Being Jomo Kenyatta’s vice-president: Accounts are abound of Moi having to endure mistreatment from Jomo’s handlers with a former Rift Valley Provincial Commissioner said to have even slapped him in one of the occasions.

He is said to have attended many ‘cabinet meetings’ conducted in Kikuyu.

Then came change the Constitution when a cabal around Jomo after he started showing signs of illness plotted to repeal the laws which made it automatic that a vice president would succeed his boss in the event a president dies in office.

It took the intervention of the Attorney-General Charles Njonjo to stop the march when he declared that it was treasonable to imagine death of a president.

Julie Ward’ death: Despite numerous contestations, the Mois never got over claims that Jonathan Moi (now deceased) killed Julie Ward while in a tour of Maasai Mara in 1988.

In 2012, Mr John Ward, Julie’s father, accused Jonathan of plotting the murder of the photographer.

 “Our government sensing that Moi didn’t want this to be a murder decided to help him in the cover up. He (Jonathan) raped and killed my daughter. That’s why the government covered up the matter,” Mr Ward said.

Attempted Coup: A push by mutinous soldiers to seize power from him in August 1982 was another low moment for the second president of the republic.

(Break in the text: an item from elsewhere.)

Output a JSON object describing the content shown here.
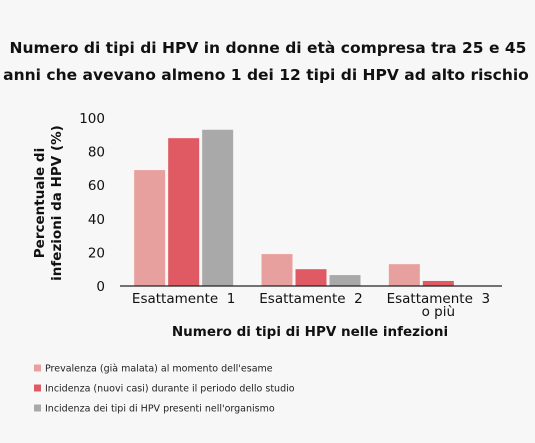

Analysts believe that a defining moment, Moi adopted dictatorial tendencies after the attempt which was thwarted at formative stage.

Struggling economy: The country’s economy almost came to its knees under Moi’s watch.

While this is largely attributed to poor management on his side, the numerous sanctions by international players such as the IMF also had a crippling effect.

Insecurity: Said to be almost paranoid, Moi was overly concerned about his security and almost believed that someone was always after his life.

Cataract operation: Failing eyesight saw him disappear from the public for about one week in 1995.

As the public speculated on his whereabouts, Moi was in Israel for the operation.

Bomb blast 1998: Coming towards the tail of his presidency, the US embassy bombings not only shook the country but the region.

It fundamentally changed Kenya’s diplomatic position and relationship with the West for good.